The Vault membawa pembaca ke dalam dunia gelap dan penuh rahasia di balik organisasi superhero yang selama ini tersembunyi dari mata publik. Setelah markas besar The Vault hancur dalam konflik besar melawan ancaman luar angkasa di novel Vanguard, para anggota yang tersisa harus bertahan dan melanjutkan perjuangan tanpa kehadiran The Closer dan Vanguard yang tengah menjalankan misi di luar angkasa.
Namun, ancaman baru yang lebih kuno dan tersembunyi muncul: Zwarte Sol, sebuah organisasi rahasia peninggalan VOC yang menggabungkan ilmu gaib dan teknologi metafisik untuk menjajah Indonesia secara spiritual. Dengan pemimpin yang kejam dan strategi yang licik, Zwarte Sol berusaha menguasai energi metafisik dari situs-situs kuno di Nusantara demi menghidupkan kembali kekuasaan kolonial yang pernah mereka miliki.

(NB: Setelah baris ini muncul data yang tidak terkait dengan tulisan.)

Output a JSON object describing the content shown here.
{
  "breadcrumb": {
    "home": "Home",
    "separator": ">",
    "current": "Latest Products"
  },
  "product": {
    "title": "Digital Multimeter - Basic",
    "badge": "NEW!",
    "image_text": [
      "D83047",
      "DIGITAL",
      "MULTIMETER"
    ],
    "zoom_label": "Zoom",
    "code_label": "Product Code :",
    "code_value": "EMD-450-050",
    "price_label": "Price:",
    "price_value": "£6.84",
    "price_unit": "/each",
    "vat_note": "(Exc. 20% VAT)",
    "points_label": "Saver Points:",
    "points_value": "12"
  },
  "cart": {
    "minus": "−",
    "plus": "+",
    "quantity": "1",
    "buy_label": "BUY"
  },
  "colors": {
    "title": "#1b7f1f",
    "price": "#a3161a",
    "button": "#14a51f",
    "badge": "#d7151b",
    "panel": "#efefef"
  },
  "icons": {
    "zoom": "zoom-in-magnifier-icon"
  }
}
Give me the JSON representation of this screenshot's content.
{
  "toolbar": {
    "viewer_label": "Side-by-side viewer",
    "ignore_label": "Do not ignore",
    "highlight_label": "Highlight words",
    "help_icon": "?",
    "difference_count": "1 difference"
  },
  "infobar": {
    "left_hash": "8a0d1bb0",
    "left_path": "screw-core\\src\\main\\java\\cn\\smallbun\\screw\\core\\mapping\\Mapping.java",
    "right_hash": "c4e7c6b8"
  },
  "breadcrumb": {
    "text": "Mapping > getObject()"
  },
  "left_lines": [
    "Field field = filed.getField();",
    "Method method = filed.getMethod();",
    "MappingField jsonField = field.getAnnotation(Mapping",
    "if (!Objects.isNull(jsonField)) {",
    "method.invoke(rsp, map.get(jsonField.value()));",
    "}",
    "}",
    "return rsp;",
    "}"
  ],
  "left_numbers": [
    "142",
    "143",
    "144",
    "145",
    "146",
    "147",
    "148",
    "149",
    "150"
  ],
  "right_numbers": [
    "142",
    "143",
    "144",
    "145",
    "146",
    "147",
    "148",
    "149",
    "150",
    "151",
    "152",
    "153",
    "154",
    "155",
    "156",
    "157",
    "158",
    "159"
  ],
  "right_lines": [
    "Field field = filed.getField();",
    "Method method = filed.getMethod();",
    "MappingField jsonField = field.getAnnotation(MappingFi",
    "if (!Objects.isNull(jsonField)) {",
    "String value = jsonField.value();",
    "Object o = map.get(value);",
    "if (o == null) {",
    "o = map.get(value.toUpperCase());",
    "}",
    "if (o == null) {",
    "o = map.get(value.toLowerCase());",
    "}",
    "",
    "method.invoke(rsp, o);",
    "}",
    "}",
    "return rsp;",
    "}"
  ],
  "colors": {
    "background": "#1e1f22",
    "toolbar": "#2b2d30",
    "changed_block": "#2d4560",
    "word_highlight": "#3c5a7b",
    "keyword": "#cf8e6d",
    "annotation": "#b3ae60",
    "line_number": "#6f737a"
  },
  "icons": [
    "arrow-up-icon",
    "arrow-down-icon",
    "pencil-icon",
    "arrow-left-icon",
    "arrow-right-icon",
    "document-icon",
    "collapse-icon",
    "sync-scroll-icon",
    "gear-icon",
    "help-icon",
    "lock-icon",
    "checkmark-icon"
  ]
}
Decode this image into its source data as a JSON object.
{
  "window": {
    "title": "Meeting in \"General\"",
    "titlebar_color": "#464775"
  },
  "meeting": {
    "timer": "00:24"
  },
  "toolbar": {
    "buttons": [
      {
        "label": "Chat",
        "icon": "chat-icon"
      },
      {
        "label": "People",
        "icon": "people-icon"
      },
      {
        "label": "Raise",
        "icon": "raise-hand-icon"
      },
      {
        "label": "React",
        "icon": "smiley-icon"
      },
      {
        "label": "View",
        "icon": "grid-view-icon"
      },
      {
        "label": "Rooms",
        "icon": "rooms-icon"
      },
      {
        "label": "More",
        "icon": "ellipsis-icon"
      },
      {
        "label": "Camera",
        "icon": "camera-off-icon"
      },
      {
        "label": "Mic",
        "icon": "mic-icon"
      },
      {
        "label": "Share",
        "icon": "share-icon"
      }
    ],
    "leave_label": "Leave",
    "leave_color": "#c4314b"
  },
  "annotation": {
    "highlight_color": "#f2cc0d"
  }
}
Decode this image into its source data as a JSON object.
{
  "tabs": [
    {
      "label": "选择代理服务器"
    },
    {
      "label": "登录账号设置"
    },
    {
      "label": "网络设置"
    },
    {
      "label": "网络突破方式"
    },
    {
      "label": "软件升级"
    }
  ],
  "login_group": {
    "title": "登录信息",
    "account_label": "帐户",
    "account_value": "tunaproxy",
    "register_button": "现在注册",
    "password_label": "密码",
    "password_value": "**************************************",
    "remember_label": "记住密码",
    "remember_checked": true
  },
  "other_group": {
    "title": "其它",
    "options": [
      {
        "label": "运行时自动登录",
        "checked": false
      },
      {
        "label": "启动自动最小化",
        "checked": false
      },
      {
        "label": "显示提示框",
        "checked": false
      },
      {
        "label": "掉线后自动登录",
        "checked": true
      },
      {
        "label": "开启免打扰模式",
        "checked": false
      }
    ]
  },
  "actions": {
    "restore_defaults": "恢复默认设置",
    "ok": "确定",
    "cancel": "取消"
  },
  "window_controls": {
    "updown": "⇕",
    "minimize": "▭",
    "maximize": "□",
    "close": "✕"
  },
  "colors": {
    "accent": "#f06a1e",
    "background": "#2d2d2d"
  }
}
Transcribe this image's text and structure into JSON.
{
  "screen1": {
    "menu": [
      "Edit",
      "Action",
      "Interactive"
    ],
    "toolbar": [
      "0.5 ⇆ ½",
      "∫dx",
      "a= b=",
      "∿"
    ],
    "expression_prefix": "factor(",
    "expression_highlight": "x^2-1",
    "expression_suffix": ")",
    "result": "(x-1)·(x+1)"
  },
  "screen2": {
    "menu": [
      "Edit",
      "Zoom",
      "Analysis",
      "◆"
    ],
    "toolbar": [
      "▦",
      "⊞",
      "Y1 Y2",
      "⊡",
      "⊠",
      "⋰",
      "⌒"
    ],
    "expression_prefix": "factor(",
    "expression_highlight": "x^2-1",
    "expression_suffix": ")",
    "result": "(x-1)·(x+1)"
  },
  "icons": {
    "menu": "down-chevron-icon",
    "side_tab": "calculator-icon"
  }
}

Para anggota The Vault kini harus mengungkap misteri sejarah yang tersembunyi, menghadapi musuh yang tak hanya berbahaya secara fisik, tapi juga mistis, dan melindungi Indonesia dar
Karya ini diterbitkan atas izin NovelToon Saepudin Nurahim, isi konten hanyalah pandangan pribadi pembuatnya, tidak mewakili NovelToon sendiri
Batas Dunia
“Kalau memang ada jalan ke dua belas benua itu, kenapa tak ada satu pun catatan sejarah yang nyebut soal mereka?”
Pertanyaan Bagas itu menggantung di udara, sama seperti kekhawatiran yang belum mau turun sejak semalam. Mereka duduk bertiga di ruang taktis—tempat di mana biasanya rencana besar lahir. Tapi pagi ini, tak ada rencana. Hanya kecemasan dan peta dunia yang terasa terlalu kecil untuk pertanyaan sebesar ini.
Dira menyilangkan tangan, bola matanya menatap layar holo yang memutar ulang visualisasi artefak dari semalam. Tulisan di kulit itu sudah mereka salin, bahkan coba ditranslasi ulang—tetap saja jawabannya kabur. Dua belas benua, dua belas penjaga ilahi, dan tak satu pun petunjuk arah kecuali kalimat samar: “Tersimpan di balik batas dunia yang disembunyikan oleh kekuasaan.”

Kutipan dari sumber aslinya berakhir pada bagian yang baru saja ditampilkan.